【X'mas】百合色をした薔薇の歯車/GIADOOLⅢ
2―2.前夜2
同時刻アトランテ基地。
「休暇はどうだったかね?舞鶴少尉?」
通信機越しに聞こえる上官の声は、生で聞くより、若干高く聞こえる。
どちらにしろ彼の声は低く聞き取りにくいので、若干高いほうが聞き取りやすくて助かる。
「どうといわれましても・・・。少し変わった人物に出くわしたぐらいですね。」
「変わった人物?」
「うまくは説明できないですがね・・・なんと言うか、全体的に生きている感じがしないというか・・・本当の意味で『死を恐れていない』・・・という感じの人物でした。」
死を恐れない・・・・・・。
それは、今この瞬間に死んでもかまわない・・・・という意味・・・。
前線部隊とは言っていなかったが、もし敵として現れたらもっとも手ごわい手合いとなるだろう・・・。

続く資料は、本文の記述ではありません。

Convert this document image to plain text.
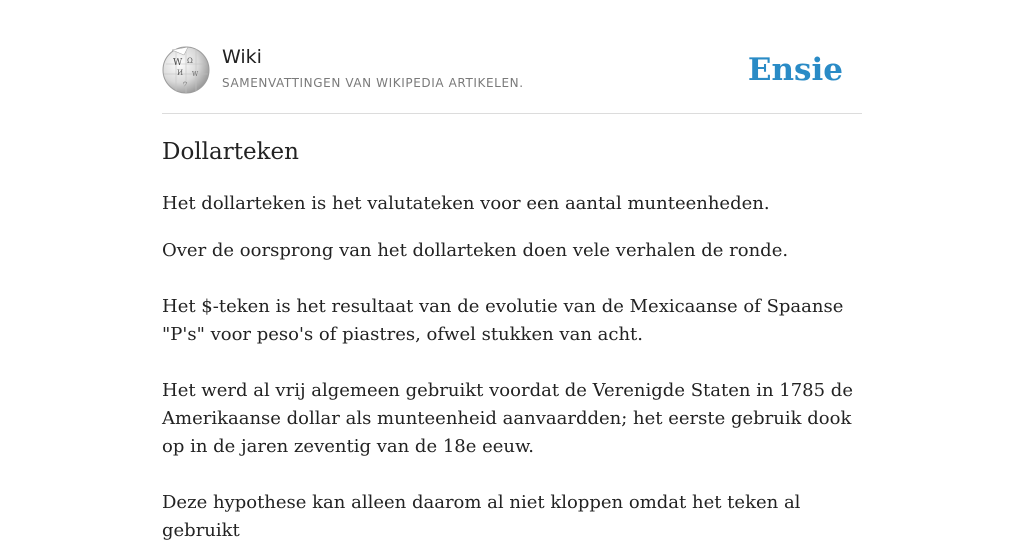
W Ω
И W
ウ
Wiki
SAMENVATTINGEN VAN WIKIPEDIA ARTIKELEN.	Ensie
Dollarteken

Het dollarteken is het valutateken voor een aantal munteenheden.

Over de oorsprong van het dollarteken doen vele verhalen de ronde.

Het $-teken is het resultaat van de evolutie van de Mexicaanse of Spaanse "P's" voor peso's of piastres, ofwel stukken van acht.

Het werd al vrij algemeen gebruikt voordat de Verenigde Staten in 1785 de Amerikaanse dollar als munteenheid aanvaardden; het eerste gebruik dook op in de jaren zeventig van de 18e eeuw.

Deze hypothese kan alleen daarom al niet kloppen omdat het teken al gebruikt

「少尉が、そんな風に他人のことを言うなんて珍しいな。一目ぼれかね?」
まさか・・・
「大尉、その発言はセクハラですよ。」
「あ・・・ウオッホン失礼・・・少しでも気を.紛らわそうと思ってだな・・・。」
なるほど。
何の脈絡もなしに世間話を振ってきたと思ったら、そういうコトだったのか。
しかし、それがセクハラまがいの発言とは・・・。
大尉もだいぶ女性とは縁のない人生を送ってきたのだろうな・・・。